Data Collection Order of Operations
Put very simply the Extract activity collects data according to a document's Data Model configuration.
But there are a lot of ways the Extract activity and a Data Model (and its child Data Elements) collect and populate data. This includes:
- Extractors
- Extractors collect data from a document's text (either OCR or native text obtained by the Recognize activity). Extractors are configured on a Data Model's child Data Elements. These include:
- Data Field Value Extractors
- Data Section Extract Methods
- Data Table Extract Methods
- Data Column Value Extractors
- Data Fields and Data Columns are the only Data Elements that actually hold values. Data Section and Data Table extractors execute to logically divide the document such that their child Data Fields and Data Columns can ultimately be populated appropriately.
- Expressions
- Expressions populate data in Data Fields or Data Columns in one of two primary ways (1) using system data, environment data, or metadata associated with the document or (2) calculated from the values of other Data Fields or Data Columns in the Data Model. This includes:
- Default Value expressions
- Calculated Value expressions
- Fill Methods
- Fill Methods are data population mechanisms that occur after a Data Model's extractors run. They are set on on or more "Data Containers" (Data Models, Data Sections and Data Tables). The most common Fill Method is AI Extract.
- Lookup Specifications
- Lookup Specifications use one or more values collected in a Data Model to populate other Data Fields or Data Columns using data stored in an external source, such as a database or a response from a web service. They are set on on or more "Data Containers" (Data Models, Data Sections and Data Tables). The most common Lookup Specifications are Database Lookup and Web Service Lookup.
- Data Rules
- Data Rules a node type in Grooper that are used to normalize and manipulate data extracted by a Data Model. Each data rule defines a "Data Action", which performs a specialized normalization operation.

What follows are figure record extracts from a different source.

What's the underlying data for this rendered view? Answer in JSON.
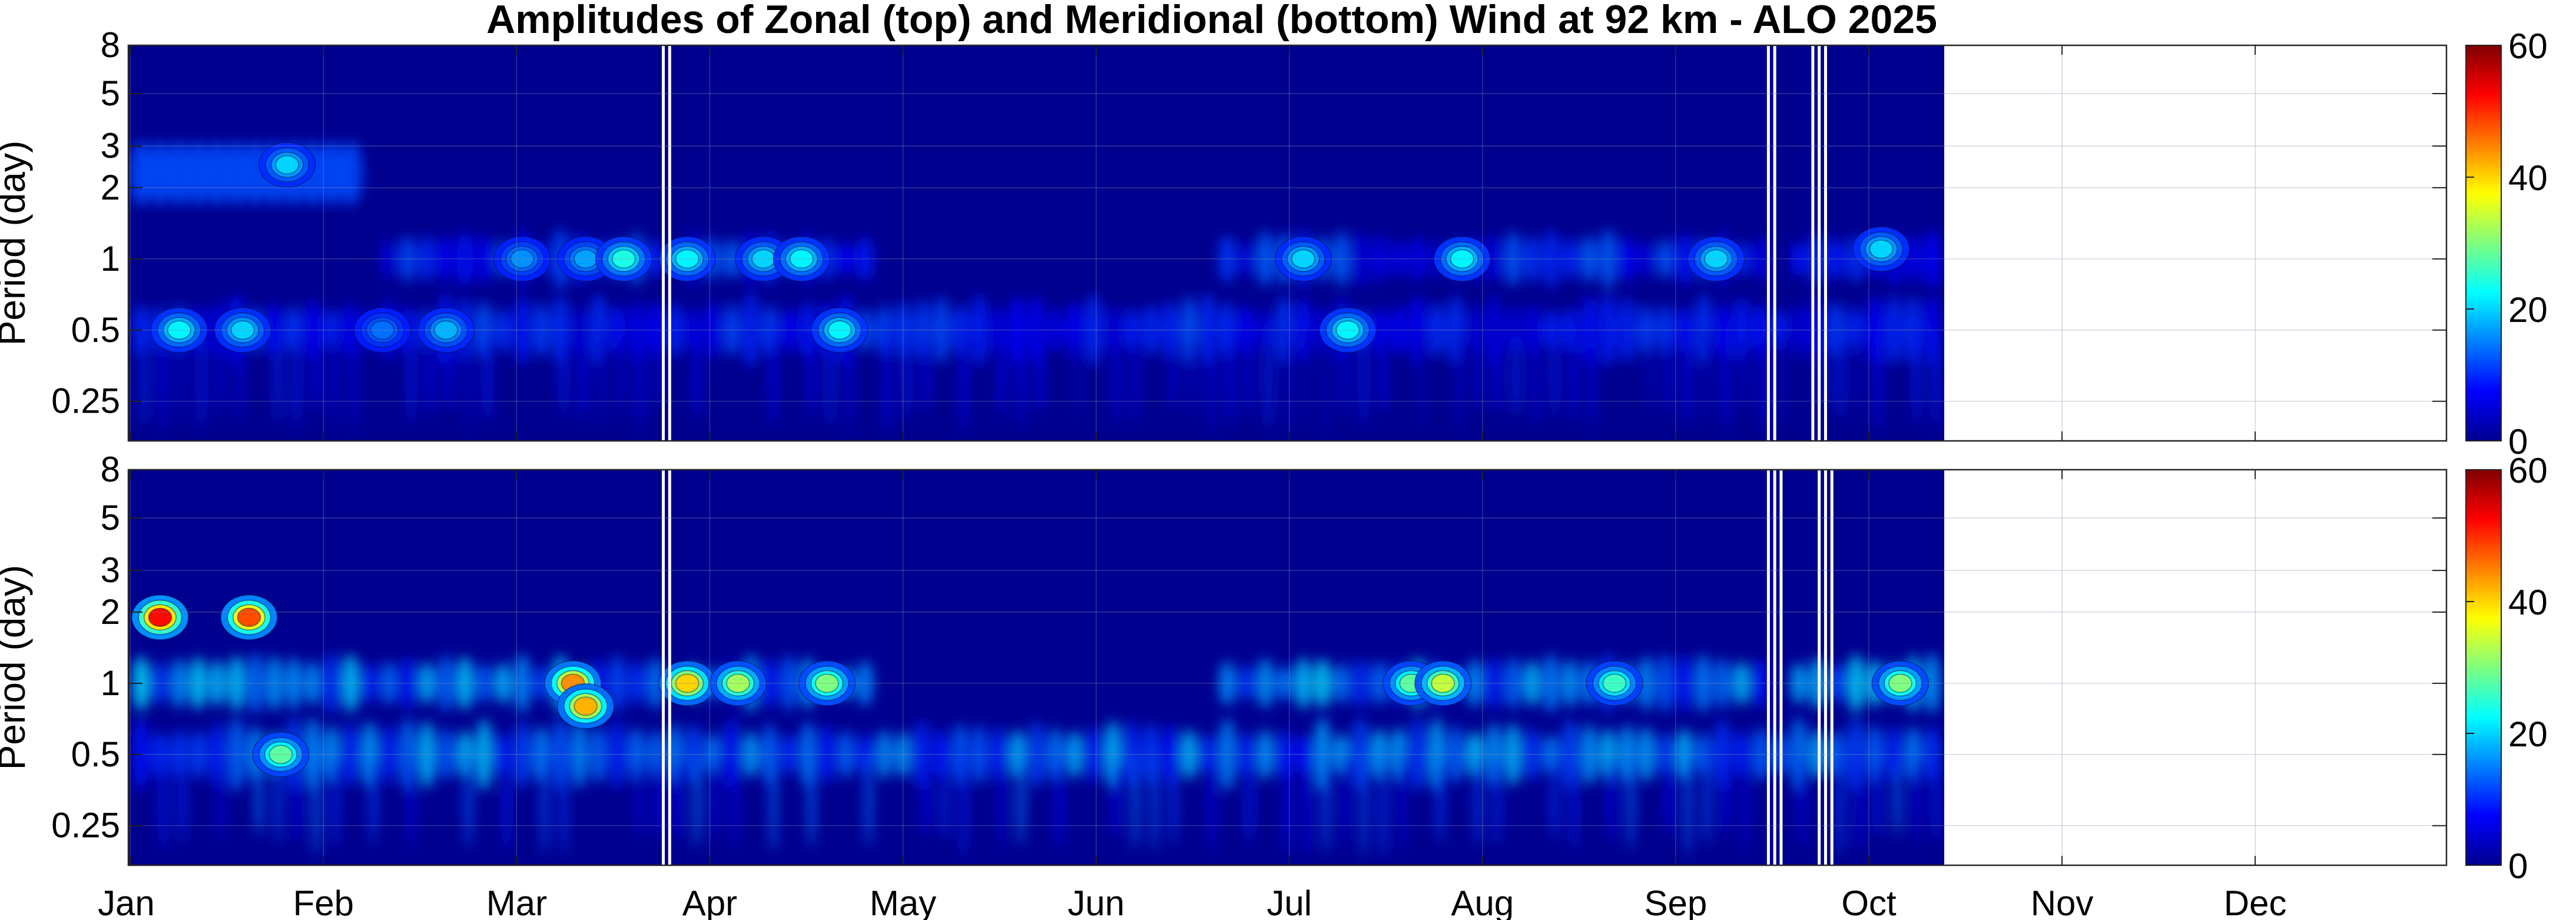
{
  "chart_data": {
    "type": "heatmap",
    "title": "Amplitudes of Zonal (top) and Meridional (bottom) Wind at 92 km - ALO 2025",
    "ylabel": "Period (day)",
    "yscale": "log",
    "yticks": [
      "0.25",
      "0.5",
      "1",
      "2",
      "3",
      "5",
      "8"
    ],
    "xticks": [
      "Jan",
      "Feb",
      "Mar",
      "Apr",
      "May",
      "Jun",
      "Jul",
      "Aug",
      "Sep",
      "Oct",
      "Nov",
      "Dec"
    ],
    "colorbar": {
      "ticks": [
        "0",
        "20",
        "40",
        "60"
      ],
      "range": [
        0,
        60
      ],
      "colormap": "jet"
    },
    "panels": [
      {
        "name": "Zonal (top)",
        "data_end_day": 286,
        "gaps_days": [
          84,
          85,
          258,
          259,
          265,
          266,
          267
        ],
        "blobs": [
          {
            "day": 8,
            "period": 0.5,
            "amp": 22
          },
          {
            "day": 18,
            "period": 0.5,
            "amp": 20
          },
          {
            "day": 25,
            "period": 2.5,
            "amp": 20
          },
          {
            "day": 40,
            "period": 0.5,
            "amp": 14
          },
          {
            "day": 50,
            "period": 0.5,
            "amp": 18
          },
          {
            "day": 62,
            "period": 1,
            "amp": 16
          },
          {
            "day": 72,
            "period": 1,
            "amp": 17
          },
          {
            "day": 78,
            "period": 1,
            "amp": 24
          },
          {
            "day": 88,
            "period": 1,
            "amp": 22
          },
          {
            "day": 100,
            "period": 1,
            "amp": 20
          },
          {
            "day": 106,
            "period": 1,
            "amp": 22
          },
          {
            "day": 112,
            "period": 0.5,
            "amp": 22
          },
          {
            "day": 185,
            "period": 1,
            "amp": 20
          },
          {
            "day": 192,
            "period": 0.5,
            "amp": 22
          },
          {
            "day": 210,
            "period": 1,
            "amp": 22
          },
          {
            "day": 250,
            "period": 1,
            "amp": 20
          },
          {
            "day": 276,
            "period": 1.1,
            "amp": 20
          }
        ]
      },
      {
        "name": "Meridional (bottom)",
        "data_end_day": 286,
        "gaps_days": [
          84,
          85,
          258,
          259,
          260,
          266,
          267,
          268
        ],
        "blobs": [
          {
            "day": 5,
            "period": 1.9,
            "amp": 52
          },
          {
            "day": 19,
            "period": 1.9,
            "amp": 48
          },
          {
            "day": 24,
            "period": 0.5,
            "amp": 28
          },
          {
            "day": 70,
            "period": 1,
            "amp": 44
          },
          {
            "day": 72,
            "period": 0.8,
            "amp": 42
          },
          {
            "day": 88,
            "period": 1,
            "amp": 40
          },
          {
            "day": 96,
            "period": 1,
            "amp": 32
          },
          {
            "day": 110,
            "period": 1,
            "amp": 30
          },
          {
            "day": 202,
            "period": 1,
            "amp": 28
          },
          {
            "day": 207,
            "period": 1,
            "amp": 34
          },
          {
            "day": 234,
            "period": 1,
            "amp": 26
          },
          {
            "day": 279,
            "period": 1,
            "amp": 30
          }
        ]
      }
    ]
  }
}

- Common Data Actions include:
- "Calculate Value" which calculates a Data Field or Data Column's value using an expression
- "Copy" which copies or moves data from one Data Element to another
- "Parse Value" which parses a Data Field or Data Column value using a regular expression and assign them to sibling Data Fields/Data Columns.
- Data Rules can apply conditional logic using "Trigger" expressions and can have children Data Rules, allowing for complex custom execution flows.
- Data Rules in one of the following ways:
- By an Extract activity's "Data Rules" configuration.
- By a Data Container's "Validation Rule" configuration.
- By the Apply Rules activity (must run after data is extracted/collected).
- It is generally regarded as best practice to execute Data Rules with the Apply Rules activity. This cuts down on the confusing order of operations logic detailed in this article.
- Human intervention (Review)
- When data collection cannot be fully automated, it is up to a user to correctly enter values in the Data Model. Users intervene in Review steps in a Batch Process. They use the "Data Viewer" to validate Extract's results and manually input values into Data Fields and Data Column cells.